Even though NBC said the number of overseas staffers brought in was small and its action legal, the move seemed certain to heighten tensions in the strike that began June 29 against NBC by 2,800 members of the National Association of Broadcast Employees and Technicians.
Carrie Biggs-Adams, head of NABET Local 53 in Burbank, said that the union considered the company’s move unlawful. She said that the union would file a complaint today with the U.S. Immigration and Naturalization Service and seek federal court action next week.
The move affects only NBC News, which had approximately 350 writers, producers and others, both local and national staffers, walk off the job as part of the NABET strike.
Rumors of NBC’s action circulated late Wednesday. On Thursday, a company spokeswoman here, in response to queries, said “less than 20 people” had been brought in, the majority of them foreign nationals. She had no exact number.
The new arrivals came from NBC News bureaus in Johannesburg, London, Paris, Rome, Tokyo and Tel Aviv, according to the spokeswoman, McClain Ramsey, who said the foreigners included producers and camera crews.
She said she didn’t know to which NBC News bureaus in the United States they were assigned. However, several union sources said the newcomers were sent to bureaus in New York, Chicago, Boston, Dallas and Atlanta but not Los Angeles.
They were brought in on a volunteer basis during the strike “basically because we need extra support in the U.S., where we have bigger operations,” Ramsey said. She said the company had set no limit on how long the alien workers would be here.
But should the NABET strike keep going for a long time “we’re obviously not going to keep them here” and will probably bring in other staffers to replace them, she said.
Asked if the foreign force would be increased, she replied:
“The situation will always be reevaluated. . . . obviously we’re not going to bring (in) any more than those we need.”

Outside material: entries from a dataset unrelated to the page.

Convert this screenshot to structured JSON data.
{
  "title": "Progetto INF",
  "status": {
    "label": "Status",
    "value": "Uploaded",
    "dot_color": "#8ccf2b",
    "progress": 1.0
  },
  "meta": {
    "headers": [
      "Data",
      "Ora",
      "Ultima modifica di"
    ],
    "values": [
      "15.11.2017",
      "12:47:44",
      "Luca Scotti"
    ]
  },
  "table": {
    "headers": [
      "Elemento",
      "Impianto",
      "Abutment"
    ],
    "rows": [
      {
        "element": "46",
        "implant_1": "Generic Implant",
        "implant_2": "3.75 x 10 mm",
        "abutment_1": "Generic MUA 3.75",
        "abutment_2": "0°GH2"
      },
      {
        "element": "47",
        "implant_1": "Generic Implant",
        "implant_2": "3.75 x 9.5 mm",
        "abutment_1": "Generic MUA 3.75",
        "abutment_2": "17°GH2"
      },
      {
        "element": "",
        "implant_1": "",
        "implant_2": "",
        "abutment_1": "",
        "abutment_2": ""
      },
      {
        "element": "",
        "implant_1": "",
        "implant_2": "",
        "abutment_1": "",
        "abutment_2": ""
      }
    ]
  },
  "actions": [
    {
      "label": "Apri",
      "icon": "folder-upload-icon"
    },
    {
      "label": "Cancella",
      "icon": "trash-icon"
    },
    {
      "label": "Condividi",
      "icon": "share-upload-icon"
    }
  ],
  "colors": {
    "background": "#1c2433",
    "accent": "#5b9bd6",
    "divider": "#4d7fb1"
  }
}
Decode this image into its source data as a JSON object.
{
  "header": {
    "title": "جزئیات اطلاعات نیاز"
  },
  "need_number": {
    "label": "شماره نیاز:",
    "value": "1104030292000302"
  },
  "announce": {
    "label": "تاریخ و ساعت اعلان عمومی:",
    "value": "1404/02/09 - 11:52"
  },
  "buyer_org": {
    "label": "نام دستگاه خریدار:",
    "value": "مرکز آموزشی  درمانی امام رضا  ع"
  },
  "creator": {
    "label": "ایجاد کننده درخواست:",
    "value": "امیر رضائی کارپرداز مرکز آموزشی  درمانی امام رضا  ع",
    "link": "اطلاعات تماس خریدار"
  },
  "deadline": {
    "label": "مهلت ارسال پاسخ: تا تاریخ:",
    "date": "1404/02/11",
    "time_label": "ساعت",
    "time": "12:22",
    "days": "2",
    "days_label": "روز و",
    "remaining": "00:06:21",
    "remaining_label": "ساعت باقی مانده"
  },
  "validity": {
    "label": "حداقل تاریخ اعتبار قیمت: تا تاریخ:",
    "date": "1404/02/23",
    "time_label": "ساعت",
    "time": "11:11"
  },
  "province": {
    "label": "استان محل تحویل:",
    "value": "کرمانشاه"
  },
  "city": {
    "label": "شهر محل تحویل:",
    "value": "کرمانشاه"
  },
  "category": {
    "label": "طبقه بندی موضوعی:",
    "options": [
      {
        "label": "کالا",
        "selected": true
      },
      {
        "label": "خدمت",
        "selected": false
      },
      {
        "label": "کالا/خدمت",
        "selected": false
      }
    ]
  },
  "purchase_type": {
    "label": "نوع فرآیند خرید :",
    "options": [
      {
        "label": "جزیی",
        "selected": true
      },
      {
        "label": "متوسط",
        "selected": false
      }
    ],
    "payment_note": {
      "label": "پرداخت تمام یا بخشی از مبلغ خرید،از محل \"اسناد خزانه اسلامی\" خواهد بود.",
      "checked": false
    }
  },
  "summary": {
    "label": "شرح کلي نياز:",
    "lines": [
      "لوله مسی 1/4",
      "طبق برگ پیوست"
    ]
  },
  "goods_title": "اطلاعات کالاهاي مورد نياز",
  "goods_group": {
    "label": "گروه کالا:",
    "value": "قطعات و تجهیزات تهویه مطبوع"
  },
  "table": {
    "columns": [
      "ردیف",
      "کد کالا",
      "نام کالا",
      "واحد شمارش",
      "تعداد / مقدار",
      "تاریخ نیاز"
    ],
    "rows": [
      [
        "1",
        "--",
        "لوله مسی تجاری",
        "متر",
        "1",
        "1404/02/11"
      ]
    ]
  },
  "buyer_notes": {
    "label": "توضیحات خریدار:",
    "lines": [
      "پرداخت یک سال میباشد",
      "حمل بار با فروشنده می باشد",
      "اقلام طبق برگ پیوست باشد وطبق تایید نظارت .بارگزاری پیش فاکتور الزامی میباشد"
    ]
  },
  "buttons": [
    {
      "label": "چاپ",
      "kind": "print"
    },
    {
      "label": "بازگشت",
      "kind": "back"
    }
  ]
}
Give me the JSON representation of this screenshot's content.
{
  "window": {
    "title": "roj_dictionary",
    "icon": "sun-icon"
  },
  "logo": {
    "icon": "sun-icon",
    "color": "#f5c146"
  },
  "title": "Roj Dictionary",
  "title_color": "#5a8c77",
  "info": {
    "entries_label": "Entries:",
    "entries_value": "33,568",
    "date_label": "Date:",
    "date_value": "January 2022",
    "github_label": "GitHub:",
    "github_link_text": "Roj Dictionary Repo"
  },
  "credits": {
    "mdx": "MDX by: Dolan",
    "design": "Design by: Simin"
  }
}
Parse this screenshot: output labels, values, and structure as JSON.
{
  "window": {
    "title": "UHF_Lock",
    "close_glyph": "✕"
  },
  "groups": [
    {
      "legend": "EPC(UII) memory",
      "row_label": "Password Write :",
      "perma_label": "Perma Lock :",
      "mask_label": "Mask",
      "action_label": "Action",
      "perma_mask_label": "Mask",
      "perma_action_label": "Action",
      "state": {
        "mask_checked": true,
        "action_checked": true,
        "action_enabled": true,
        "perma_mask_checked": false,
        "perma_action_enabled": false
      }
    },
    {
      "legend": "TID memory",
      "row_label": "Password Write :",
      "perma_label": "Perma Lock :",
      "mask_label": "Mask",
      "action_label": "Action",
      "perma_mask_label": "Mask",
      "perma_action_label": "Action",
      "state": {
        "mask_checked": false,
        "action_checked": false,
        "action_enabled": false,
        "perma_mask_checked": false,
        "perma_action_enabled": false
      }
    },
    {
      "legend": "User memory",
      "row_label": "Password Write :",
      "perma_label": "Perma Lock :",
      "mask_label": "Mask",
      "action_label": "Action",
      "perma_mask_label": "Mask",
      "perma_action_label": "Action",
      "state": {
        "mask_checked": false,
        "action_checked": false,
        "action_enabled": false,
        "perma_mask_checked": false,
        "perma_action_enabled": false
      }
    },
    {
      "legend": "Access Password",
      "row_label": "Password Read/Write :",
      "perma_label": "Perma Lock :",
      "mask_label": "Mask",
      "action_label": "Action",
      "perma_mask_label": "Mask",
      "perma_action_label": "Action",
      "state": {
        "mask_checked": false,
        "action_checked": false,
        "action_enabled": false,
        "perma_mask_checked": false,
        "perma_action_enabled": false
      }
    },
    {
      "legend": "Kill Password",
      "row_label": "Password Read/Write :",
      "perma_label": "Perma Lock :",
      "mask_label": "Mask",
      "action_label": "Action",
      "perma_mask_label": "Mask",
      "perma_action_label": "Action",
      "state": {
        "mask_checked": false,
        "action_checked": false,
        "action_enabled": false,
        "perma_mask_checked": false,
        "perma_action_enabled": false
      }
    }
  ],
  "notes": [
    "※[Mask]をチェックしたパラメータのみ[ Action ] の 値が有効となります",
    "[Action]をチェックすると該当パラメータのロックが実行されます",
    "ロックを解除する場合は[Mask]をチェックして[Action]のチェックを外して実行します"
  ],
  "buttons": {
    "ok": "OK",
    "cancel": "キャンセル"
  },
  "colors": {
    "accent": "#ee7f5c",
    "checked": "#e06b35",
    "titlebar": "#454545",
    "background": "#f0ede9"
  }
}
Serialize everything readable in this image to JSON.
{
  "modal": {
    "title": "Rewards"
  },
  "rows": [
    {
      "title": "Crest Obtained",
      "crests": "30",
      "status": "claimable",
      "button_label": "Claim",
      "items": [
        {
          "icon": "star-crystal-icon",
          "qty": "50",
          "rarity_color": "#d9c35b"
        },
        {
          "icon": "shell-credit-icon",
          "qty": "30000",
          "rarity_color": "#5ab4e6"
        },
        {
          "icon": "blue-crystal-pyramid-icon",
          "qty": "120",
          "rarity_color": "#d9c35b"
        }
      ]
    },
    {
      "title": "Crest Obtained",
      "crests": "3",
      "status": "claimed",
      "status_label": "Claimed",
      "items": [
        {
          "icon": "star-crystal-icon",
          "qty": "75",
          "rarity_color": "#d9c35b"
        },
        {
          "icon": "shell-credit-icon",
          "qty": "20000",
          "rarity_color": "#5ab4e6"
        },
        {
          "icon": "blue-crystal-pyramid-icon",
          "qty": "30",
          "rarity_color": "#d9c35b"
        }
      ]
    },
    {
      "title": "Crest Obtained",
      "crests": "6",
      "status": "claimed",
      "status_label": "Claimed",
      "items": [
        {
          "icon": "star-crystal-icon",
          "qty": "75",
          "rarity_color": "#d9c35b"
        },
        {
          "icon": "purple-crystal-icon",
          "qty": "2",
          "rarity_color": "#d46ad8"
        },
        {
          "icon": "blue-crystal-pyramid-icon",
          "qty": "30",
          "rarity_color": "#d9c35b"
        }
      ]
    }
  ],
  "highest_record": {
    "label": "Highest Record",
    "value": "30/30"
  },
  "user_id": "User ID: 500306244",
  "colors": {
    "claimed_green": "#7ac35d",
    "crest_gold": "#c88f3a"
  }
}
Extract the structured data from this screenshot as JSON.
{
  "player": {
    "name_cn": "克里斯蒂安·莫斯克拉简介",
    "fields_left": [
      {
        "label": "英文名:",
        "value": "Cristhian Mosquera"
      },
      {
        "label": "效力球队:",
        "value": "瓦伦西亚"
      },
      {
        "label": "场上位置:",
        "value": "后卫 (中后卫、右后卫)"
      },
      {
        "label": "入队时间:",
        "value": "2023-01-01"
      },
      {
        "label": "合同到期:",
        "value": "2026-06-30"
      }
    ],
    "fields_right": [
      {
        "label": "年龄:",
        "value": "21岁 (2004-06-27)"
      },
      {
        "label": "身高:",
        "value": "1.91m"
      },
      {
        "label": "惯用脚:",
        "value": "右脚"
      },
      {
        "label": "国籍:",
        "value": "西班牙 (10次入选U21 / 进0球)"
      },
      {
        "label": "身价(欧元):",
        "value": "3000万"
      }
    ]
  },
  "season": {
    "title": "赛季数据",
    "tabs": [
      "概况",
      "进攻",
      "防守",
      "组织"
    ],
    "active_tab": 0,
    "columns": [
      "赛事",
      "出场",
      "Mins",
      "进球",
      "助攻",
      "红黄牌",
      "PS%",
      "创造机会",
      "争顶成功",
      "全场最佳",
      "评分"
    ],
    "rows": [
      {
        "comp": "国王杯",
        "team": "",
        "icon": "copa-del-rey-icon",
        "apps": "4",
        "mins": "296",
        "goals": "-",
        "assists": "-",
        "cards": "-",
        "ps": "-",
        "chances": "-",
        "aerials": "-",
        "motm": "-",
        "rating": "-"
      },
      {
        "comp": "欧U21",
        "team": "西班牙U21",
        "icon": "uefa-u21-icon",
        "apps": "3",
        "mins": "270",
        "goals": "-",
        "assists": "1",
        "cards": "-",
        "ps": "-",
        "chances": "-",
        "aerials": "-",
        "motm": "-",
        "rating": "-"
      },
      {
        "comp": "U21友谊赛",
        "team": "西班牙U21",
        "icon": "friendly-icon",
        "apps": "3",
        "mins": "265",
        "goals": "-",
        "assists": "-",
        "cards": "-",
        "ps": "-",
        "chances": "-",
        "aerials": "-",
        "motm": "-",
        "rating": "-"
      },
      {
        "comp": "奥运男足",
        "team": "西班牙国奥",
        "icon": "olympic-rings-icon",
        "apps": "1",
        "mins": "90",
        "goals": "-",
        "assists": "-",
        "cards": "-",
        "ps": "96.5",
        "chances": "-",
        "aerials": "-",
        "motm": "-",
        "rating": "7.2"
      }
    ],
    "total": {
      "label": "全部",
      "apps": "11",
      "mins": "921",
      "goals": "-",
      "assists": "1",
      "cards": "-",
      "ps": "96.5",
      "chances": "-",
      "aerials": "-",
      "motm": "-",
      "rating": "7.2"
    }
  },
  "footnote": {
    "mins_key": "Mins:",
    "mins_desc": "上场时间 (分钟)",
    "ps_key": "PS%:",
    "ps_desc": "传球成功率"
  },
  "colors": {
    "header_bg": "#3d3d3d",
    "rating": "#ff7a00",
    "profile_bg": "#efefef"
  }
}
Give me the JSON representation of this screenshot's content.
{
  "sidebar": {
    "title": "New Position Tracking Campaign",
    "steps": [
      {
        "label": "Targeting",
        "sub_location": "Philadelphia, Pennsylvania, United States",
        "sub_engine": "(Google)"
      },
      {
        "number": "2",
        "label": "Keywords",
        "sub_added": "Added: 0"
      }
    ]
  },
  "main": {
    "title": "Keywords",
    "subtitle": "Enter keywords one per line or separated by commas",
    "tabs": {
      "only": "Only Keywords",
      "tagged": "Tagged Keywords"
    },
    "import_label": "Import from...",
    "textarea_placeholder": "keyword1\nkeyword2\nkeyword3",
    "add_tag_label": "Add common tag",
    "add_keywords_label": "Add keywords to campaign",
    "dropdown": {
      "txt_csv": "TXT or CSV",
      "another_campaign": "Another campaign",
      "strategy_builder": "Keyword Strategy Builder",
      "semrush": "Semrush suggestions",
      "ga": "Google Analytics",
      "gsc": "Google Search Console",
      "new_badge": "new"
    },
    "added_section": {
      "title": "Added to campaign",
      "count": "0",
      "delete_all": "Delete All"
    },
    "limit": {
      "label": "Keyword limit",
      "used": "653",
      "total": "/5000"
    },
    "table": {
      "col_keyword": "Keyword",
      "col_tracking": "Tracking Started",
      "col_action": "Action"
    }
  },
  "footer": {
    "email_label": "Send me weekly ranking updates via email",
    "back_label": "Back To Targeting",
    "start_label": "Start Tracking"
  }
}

She emphasized that all the foreign nationals are fulltime NBC News staffers, and that all have the necessary visas and work permits from the U.S. government.
“I can tell you right now that there’s no way that NBC is going to break any labor or immigration laws,” she said.
She also denied rumors that the foreign nationals, in return for agreeing to work at domestic NBC News bureaus during the strike, may have been promised NBC’s support should they seek the so-called “green cards” that allow foreigners to work in the United States.
“No, that’s not true,” Ramsey said. “Absolutely not. They know they’re going to be . . . eventually rotated out” of the United States.
Biggs-Adams said that in her union’s opinion, an alien temporarily allowed in the U.S. on a visa can have his or her petition for labor certification--required by federal law if they seek work here--denied or suspended “if the Secretary of Labor certifies that a strike or work stoppage is in progress” at the place where the alien intends to work.
The union struck NBC after the company--which was taken over by GE last year--put into effect a two-year contract that the union had rejected. No new talks have been scheduled, Biggs-Adams said.